Ireland submitted its own appeal against the ruling to the EU’s second-highest court on Nov. 9. This morning, it mounted a blistering attack on the commission’s case against it in a statement released by its finance ministry. The statement, which elaborates on the legal argument in its appeal, outlined the problems Ireland has with the commission’s decision.

Ireland says the commission’s ruling ”attempts to re-write Irish corporation tax rules” and in doing so, it has ”interfered with national tax sovereignty.” It also argues that the commission has exceeded its powers by using state-aid rules to fix mismatches between global tax systems. “The purpose of the state-aid rules is to tackle state interventions which confer a selective advantage,” the ministry’s statement said. “The state-aid rules by their nature cannot remedy mismatches between tax systems at a global level.”

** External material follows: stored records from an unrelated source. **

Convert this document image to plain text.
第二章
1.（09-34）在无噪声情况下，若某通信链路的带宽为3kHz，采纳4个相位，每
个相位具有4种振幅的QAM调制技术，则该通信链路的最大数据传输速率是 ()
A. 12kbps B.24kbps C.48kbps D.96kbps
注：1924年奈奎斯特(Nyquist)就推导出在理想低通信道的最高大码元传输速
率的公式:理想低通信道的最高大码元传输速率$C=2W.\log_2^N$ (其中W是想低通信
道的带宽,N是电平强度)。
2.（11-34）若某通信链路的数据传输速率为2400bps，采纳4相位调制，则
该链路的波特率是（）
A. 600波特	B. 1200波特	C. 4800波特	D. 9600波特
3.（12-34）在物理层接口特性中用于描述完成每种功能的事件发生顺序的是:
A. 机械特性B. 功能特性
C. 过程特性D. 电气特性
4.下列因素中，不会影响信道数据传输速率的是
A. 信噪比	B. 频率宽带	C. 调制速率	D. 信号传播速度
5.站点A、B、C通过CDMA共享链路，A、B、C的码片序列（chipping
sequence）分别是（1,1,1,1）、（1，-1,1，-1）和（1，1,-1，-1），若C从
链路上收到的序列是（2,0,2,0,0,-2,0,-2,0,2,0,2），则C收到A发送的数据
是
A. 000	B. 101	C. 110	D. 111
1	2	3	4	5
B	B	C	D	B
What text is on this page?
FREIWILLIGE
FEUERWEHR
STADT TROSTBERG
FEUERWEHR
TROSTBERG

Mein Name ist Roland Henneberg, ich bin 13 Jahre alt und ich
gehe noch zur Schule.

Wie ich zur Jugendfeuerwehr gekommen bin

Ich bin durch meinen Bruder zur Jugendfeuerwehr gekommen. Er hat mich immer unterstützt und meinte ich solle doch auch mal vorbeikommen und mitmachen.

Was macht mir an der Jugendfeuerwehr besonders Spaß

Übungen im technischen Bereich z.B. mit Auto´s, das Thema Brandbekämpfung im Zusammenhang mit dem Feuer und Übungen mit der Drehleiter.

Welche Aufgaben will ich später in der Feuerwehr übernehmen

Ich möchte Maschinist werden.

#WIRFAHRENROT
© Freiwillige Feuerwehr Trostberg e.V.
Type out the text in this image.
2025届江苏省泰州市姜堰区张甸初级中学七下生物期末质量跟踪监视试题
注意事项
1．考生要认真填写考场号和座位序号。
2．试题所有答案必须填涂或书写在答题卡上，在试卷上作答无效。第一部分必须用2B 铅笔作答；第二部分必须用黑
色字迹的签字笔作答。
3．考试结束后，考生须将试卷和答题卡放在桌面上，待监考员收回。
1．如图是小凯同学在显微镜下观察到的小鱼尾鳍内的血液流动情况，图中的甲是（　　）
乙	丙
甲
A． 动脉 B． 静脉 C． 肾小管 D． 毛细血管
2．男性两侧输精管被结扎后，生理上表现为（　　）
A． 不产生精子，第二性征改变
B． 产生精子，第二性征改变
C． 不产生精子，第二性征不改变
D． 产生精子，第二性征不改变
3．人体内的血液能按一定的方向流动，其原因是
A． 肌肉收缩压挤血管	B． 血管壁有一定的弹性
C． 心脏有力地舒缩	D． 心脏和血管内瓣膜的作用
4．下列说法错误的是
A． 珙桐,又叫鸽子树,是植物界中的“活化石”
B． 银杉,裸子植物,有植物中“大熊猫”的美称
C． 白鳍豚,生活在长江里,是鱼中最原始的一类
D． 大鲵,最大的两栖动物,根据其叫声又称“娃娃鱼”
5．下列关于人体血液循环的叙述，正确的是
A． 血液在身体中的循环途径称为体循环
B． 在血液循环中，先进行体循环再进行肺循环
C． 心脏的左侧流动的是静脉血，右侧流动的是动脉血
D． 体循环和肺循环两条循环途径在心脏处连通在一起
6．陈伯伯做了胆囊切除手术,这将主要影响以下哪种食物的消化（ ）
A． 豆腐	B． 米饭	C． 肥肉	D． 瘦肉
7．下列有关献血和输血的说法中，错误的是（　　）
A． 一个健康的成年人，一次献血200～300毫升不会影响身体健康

In its August finding, the commission said Apple paid an effective corporate tax rate on its European profits of 0.005% in 2014, thanks to “selective treatment” from Ireland. Apple was able to do this by recording its sales from Europe and several other regions outside the US to an Irish holding company. Once the money was booked in Ireland, Apple attributed a portion of those sales away from Ireland to a “head office” that the commission says “existed only on paper.” This allowed the vast majority of sales to go untaxed, the commission argued.

This is an “absurd theory,” Apple’s chief financial officer Luca Maestri told Reuters. “[Vestager] is arguing that the base on which we should pay taxes in Ireland is essentially all the profits we generate outside the United States … in a place that doesn’t do any engineering, doesn’t generate any intellectual property for us,” he said.

Apple will lodge its appeal with the General Court in Luxembourg, where Ireland also submitted its appeal. The court will probably take two to three years to issue a ruling. A further appeal will then be possible to the Court of Justice, the EU’s highest court, which would take up a further two or more years.